La emigración forzosa es una de las mayores tragedias modernas de nuestra sociedad. Año tras año, y desde hace siglos, la humanidad se ha visto obligada a dejar su tierra natal por una razón de peso mayor: el conflicto armado, una irremediable situación socio-económica, la persecución política... son algunos de los factores que llevan a esta decisión, traumática para muchos por lo que supone una huida forzosa del hogar.
Entretodos
Por su parte, la migración hacia el viejo continente es común en países de habla hispana. Miles de personas abandonan sus hogares en busca de un futuro mejor para sí mismos y los suyos, arriesgando su economía y su bienestar en una incierta (y no siempre receptiva) Europa. Un sueño europeo que queda nublado por el racismo, el clasismo o la burocracia institucional; un sueño que se convierte en una pesadilla ante las inflexibles leyes de extranjería y que supone un escalón más en una escalera empinada para el inmigrante, que, ante la desesperación, recurre a la esclavitud moderna y a la precariedad ante la incapacidad de poder tener un contrato de trabajo (por no hablar de nacionalidad).
La tristeza de todo el proceso es el abandono del hogar, por la dificultad de poder volver.

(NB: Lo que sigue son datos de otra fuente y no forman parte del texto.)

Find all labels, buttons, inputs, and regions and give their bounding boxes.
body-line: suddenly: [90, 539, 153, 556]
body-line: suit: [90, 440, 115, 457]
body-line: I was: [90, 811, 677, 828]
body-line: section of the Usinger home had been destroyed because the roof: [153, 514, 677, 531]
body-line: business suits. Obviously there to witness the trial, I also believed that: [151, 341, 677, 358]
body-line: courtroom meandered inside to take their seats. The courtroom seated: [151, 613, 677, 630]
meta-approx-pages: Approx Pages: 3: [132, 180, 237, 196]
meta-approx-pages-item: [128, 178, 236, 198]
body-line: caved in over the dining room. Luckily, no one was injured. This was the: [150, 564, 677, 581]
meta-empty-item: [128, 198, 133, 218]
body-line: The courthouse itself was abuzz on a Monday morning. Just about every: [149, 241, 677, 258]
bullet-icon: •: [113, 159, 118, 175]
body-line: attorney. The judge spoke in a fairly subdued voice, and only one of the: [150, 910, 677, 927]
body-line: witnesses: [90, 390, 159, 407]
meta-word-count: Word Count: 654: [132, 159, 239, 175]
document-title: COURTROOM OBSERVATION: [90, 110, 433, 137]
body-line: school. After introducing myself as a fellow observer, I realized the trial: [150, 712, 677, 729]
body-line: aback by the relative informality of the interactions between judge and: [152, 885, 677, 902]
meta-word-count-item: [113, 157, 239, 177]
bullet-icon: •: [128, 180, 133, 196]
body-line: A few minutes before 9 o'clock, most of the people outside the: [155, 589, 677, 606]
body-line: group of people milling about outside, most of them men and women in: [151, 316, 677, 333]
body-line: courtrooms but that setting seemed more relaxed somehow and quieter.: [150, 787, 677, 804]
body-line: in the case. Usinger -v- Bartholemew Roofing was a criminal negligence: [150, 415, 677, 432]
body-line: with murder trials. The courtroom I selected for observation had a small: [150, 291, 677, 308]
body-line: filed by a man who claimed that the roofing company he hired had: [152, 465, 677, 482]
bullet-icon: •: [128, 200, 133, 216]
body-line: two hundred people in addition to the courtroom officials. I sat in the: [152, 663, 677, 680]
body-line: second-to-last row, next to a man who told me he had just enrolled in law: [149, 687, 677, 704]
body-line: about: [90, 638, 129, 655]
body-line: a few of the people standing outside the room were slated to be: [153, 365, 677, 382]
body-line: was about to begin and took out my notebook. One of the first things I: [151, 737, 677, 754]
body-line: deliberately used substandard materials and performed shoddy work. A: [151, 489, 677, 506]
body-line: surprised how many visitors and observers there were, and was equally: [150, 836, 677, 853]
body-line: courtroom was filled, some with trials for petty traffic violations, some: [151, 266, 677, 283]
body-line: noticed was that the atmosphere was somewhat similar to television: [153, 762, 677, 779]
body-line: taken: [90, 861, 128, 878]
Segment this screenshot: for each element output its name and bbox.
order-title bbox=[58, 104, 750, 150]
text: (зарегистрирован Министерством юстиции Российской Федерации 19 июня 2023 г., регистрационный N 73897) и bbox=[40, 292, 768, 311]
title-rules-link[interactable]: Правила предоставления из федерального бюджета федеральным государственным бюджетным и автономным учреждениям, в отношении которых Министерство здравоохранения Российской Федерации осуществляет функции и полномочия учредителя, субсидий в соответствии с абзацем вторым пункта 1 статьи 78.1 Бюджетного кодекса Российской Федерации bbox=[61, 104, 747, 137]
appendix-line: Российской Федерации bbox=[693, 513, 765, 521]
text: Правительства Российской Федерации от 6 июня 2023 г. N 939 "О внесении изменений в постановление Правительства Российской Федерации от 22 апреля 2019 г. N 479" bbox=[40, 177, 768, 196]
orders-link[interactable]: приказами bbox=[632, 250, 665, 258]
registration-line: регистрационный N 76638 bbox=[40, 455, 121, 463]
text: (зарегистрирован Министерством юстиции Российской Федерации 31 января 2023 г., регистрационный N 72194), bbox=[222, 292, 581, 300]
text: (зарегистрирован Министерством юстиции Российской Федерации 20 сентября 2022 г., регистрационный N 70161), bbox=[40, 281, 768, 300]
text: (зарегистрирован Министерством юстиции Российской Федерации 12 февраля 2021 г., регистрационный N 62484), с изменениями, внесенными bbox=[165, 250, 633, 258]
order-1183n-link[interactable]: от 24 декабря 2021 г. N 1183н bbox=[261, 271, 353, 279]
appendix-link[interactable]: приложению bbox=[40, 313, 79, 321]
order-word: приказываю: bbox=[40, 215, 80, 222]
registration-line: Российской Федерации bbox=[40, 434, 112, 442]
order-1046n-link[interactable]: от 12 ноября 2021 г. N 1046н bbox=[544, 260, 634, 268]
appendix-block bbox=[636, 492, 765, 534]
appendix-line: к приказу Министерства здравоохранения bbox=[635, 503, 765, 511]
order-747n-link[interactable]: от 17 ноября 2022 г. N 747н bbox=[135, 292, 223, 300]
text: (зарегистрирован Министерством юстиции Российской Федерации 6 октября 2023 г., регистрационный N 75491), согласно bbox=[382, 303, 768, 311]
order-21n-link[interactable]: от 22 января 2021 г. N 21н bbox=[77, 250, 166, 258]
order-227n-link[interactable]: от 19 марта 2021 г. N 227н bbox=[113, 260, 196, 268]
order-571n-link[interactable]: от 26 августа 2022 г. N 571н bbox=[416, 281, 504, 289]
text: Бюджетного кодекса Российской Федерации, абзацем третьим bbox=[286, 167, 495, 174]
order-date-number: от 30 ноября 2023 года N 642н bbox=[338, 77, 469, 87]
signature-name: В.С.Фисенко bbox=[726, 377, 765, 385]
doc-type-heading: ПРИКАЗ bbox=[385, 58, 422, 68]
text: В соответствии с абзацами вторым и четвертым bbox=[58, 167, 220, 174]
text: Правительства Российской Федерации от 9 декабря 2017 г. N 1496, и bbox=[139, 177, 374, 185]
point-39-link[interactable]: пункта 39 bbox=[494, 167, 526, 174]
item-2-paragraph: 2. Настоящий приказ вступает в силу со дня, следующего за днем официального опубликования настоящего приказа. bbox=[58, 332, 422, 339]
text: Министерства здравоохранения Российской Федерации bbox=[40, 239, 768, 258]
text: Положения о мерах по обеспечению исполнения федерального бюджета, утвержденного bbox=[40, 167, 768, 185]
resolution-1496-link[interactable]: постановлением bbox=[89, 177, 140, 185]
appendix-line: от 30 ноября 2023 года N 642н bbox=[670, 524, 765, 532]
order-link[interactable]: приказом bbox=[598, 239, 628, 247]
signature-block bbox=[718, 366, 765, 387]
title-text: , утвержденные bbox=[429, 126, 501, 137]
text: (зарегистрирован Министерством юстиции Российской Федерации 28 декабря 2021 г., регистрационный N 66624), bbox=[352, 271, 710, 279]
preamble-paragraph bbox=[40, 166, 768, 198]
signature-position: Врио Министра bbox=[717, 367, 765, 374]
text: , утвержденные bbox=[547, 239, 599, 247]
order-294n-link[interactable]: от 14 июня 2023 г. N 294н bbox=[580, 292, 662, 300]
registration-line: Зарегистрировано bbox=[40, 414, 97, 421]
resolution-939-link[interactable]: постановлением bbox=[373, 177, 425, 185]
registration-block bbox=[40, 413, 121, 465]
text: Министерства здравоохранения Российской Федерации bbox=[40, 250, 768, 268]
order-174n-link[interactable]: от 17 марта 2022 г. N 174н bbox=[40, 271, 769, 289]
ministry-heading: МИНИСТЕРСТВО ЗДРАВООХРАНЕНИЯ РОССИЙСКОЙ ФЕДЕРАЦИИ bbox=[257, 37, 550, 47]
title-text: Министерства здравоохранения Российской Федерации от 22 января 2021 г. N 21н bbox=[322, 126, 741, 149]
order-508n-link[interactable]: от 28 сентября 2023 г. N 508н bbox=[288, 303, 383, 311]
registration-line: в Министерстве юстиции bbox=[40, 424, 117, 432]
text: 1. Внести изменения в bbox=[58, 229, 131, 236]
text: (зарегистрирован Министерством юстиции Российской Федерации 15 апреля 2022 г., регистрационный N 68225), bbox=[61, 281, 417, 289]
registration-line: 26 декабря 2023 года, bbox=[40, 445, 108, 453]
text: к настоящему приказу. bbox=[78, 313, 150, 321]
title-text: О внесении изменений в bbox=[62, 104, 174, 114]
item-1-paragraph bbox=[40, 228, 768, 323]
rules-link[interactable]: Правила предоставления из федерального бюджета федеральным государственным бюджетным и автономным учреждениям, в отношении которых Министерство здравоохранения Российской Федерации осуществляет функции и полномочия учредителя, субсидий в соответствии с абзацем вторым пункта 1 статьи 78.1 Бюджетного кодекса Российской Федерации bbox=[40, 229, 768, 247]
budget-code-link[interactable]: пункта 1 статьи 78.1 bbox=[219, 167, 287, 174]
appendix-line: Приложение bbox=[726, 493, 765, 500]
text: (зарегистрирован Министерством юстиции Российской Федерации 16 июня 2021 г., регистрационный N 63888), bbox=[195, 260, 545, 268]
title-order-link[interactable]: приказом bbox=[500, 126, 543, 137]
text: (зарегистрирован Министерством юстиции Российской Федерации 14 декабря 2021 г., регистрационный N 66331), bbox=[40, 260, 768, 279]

La mayoría de inmigrantes no podrán asumir el coste que supone volver a casa, ya que viven encadenados económicamente al país al que emigraron. Hacen falta una, dos e incluso tres generaciones para poder recuperar la estabilidad económica que los permita volver a casa. En los tiempos que corren, no caemos en la realidad de la migración. Una realidad que partidos e individuos usan como arma arrojadiza y argumento político para esconder sus penurias bajo un trozo de tela con un valor representativo.